HHS Report Will Focus HIPAA on Safety
Health care will, again, be the main source of FCA recoveries, says former Acting Attorney General Stuart Gerson, an attorney with Epstein, Becker & Green in Washington, D.C. But new roads will be traveled. “The single biggest new enforcement effort will be in the area of cybersecurity preparedness. The OIG is likely to pursue enforcement of the recent HHS guidelines regarding cyber preparedness, and there will be a significant emphasis on pursuing internet of things cases with respect to medical devices,” says Gerson. The HHS’s Dec. 28 guidelines, Health Industry Cybersecurity Practices: Managing Threats and Protecting Patients, which were developed with industry partners, presents cybersecurity as baked into health care delivery: “To adequately maintain patient safety and protect our sector’s information and data, there must be a culture change and an acceptance of the importance and necessity of cybersecurity as an integrated part of patient care.” The report also identifies the five top cybersecurity risks—phishing (RMC 12/10/18, p. 1); ransomware; loss or theft of equipment or data; insider, accidental or intentional data loss; and attacks against connected medical devices that may affect patient safety—and describes strategies for reducing them.

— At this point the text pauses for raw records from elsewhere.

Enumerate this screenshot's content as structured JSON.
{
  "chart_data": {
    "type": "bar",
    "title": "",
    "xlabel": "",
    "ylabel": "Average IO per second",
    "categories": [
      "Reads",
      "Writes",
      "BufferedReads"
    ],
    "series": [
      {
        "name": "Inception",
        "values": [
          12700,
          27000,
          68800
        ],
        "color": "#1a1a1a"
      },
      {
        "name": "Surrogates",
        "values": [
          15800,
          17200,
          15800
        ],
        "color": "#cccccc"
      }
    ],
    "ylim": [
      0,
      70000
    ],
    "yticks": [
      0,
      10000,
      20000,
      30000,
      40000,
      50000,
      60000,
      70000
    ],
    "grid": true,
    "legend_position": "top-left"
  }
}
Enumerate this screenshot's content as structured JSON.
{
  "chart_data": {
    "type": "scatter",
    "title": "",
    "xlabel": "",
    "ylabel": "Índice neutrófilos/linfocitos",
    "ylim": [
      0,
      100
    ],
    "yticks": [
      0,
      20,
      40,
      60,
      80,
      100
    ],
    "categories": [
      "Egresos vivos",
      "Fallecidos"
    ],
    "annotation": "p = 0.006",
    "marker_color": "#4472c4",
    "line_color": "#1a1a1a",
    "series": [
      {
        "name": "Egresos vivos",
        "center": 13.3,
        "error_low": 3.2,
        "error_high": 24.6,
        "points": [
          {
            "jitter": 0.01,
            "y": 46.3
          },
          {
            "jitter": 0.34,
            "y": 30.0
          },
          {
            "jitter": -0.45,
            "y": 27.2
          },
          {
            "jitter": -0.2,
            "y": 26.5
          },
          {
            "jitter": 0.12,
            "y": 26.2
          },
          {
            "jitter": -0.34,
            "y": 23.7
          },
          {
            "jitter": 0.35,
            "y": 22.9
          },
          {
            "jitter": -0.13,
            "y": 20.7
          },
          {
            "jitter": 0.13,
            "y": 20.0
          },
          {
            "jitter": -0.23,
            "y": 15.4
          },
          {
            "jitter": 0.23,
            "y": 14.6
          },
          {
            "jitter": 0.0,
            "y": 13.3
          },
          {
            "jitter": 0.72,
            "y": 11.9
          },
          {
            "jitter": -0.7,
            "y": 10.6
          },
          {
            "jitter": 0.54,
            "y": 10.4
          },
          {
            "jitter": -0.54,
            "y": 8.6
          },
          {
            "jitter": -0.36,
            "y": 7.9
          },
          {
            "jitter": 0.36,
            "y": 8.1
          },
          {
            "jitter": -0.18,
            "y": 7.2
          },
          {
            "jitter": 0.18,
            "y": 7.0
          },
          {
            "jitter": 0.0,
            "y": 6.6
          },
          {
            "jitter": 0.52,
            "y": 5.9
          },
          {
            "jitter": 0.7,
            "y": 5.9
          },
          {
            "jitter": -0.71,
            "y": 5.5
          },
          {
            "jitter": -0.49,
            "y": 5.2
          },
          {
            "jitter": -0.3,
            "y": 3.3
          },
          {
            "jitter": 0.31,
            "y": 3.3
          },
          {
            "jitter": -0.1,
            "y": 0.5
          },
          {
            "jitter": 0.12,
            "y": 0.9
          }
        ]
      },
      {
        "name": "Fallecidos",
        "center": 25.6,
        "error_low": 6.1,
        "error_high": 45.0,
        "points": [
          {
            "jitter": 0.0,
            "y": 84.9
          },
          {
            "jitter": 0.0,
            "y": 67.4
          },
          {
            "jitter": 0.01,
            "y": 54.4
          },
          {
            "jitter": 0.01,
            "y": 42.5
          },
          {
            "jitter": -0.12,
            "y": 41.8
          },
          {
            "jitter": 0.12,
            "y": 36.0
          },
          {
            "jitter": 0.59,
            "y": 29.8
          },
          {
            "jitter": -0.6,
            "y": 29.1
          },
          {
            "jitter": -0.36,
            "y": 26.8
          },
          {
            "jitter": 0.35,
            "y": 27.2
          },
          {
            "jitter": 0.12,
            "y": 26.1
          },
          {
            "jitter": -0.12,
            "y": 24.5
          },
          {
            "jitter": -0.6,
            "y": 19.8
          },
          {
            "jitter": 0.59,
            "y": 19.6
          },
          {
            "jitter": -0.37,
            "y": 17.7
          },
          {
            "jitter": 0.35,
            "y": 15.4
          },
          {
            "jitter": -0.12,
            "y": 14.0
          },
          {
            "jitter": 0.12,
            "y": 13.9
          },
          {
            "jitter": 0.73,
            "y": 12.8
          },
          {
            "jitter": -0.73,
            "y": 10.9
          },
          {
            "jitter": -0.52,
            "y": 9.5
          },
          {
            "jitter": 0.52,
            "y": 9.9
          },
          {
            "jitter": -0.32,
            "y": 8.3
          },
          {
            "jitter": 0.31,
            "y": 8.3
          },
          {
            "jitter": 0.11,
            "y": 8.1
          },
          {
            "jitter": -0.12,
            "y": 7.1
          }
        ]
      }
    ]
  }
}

The guidance will change the conversation and influence enforcement, although it’s still just guidance, says attorney Jami Vibbert, with Venable in New York City. “The number of times that patient safety and patient health are mentioned is incredible,” she says. “There is going to be a shift in the way people think about privacy and security. Until now, all the laws have been focused on protecting data. Now the focus is shifting to other types of non-data harm caused by attacks like ransomware and attacks that affect connected medical devices. This is an indication the HIPAA security rule will be used not only for failing to protect information but for failing to protect patient health and safety.”